"Say, man! do you know that it is after ten o'clock?" he demanded, holding the face of his watch down to the glow of the dying embers. "You may sit here all night, if you like, but it's me for the blankets and a few lines of 'tired Nature's sweet restorer, balmy'—Now, what in the name of a guilty conscience is that?"
As it chanced, they were both facing toward the lower end of the valley when the quotation-breaking apparition flashed into view. In the deepest of the shadows at the mouth of the gorge, where the torrenting Niquoia straightened itself momentarily before entering upon its plunging race through the mountain barrier, a beam of white light flickered unsteadily for a fraction of a second. Then it became a luminous pencil to trace a zigzag line up the winding course of the river, across to the foot-hill spur where the camp of the Reclamation-Service vanguard was pitched, and so on around to the base of Chigringo. For certain other seconds it remained quiescent, glowing balefully like the eye of some fabled monster searching for its prey. Then it was gone.
Grislow's comment took the form of a half-startled exclamation.
"By Jove! wouldn't that give you a fit of the creepies?—this far from civilization and a dynamo?"
"It wasn't an electric," returned Brouillard thoughtfully, apparently taking Grislow's suggestion literally. "It was an acetylene."
"Supposing it was—what's the difference? Aren't we just as far from a carbide shop as we are from the dynamo? What are you calling it?"
"Your guess is as good as mine," was the half-absent reply. Brouillard was still staring fixedly at the distant gulf of blackness where the mysterious light had appeared and disappeared.

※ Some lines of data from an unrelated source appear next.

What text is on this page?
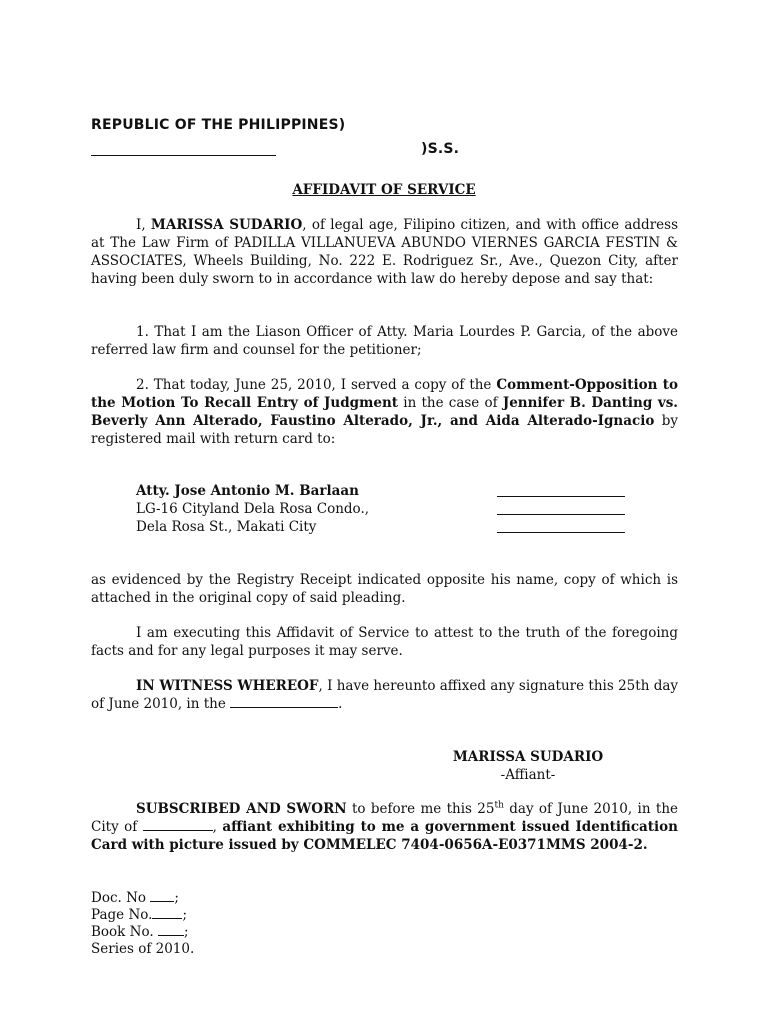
REPUBLIC OF THE PHILIPPINES)
)S.S.
AFFIDAVIT OF SERVICE
I, MARISSA SUDARIO, of legal age, Filipino citizen, and with office address at The Law Firm of PADILLA VILLANUEVA ABUNDO VIERNES GARCIA FESTIN & ASSOCIATES, Wheels Building, No. 222 E. Rodriguez Sr., Ave., Quezon City, after having been duly sworn to in accordance with law do hereby depose and say that:
1. That I am the Liason Officer of Atty. Maria Lourdes P. Garcia, of the above referred law firm and counsel for the petitioner;
2. That today, June 25, 2010, I served a copy of the Comment-Opposition to the Motion To Recall Entry of Judgment in the case of Jennifer B. Danting vs. Beverly Ann Alterado, Faustino Alterado, Jr., and Aida Alterado-Ignacio by registered mail with return card to:
Atty. Jose Antonio M. Barlaan
LG-16 Cityland Dela Rosa Condo.,
Dela Rosa St., Makati City
as evidenced by the Registry Receipt indicated opposite his name, copy of which is attached in the original copy of said pleading.
I am executing this Affidavit of Service to attest to the truth of the foregoing facts and for any legal purposes it may serve.
IN WITNESS WHEREOF, I have hereunto affixed any signature this 25th day of June 2010, in the	.
MARISSA SUDARIO
-Affiant-
SUBSCRIBED AND SWORN to before me this 25th day of June 2010, in the City of	, affiant exhibiting to me a government issued Identification Card with picture issued by COMMELEC 7404-0656A-E0371MMS 2004-2.
Doc. No ;
Page No. ;
Book No. ;
Series of 2010.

"Then I'll make it and go to bed," said the hydrographer, rising and stretching his arms over his head. "If it had come a couple of hours ago we should have called it the 'spot-light,' turned on to mark the end of your fourth act and the beginning, auspicious or otherwise, of the fifth. Maybe it is, anyway; maybe the property-man was asleep or drunk and forgot to turn it on at the spectacular instant. How will that do?"
Brouillard had got upon his feet and was buttoning his many-pocketed shooting-coat.
"It will do to put you into the Balaam saddle-beast class, Grizzy," he said, almost morosely. Then he added: "I'm going to take a little hike down yonder for investigative purposes. Want to come along?"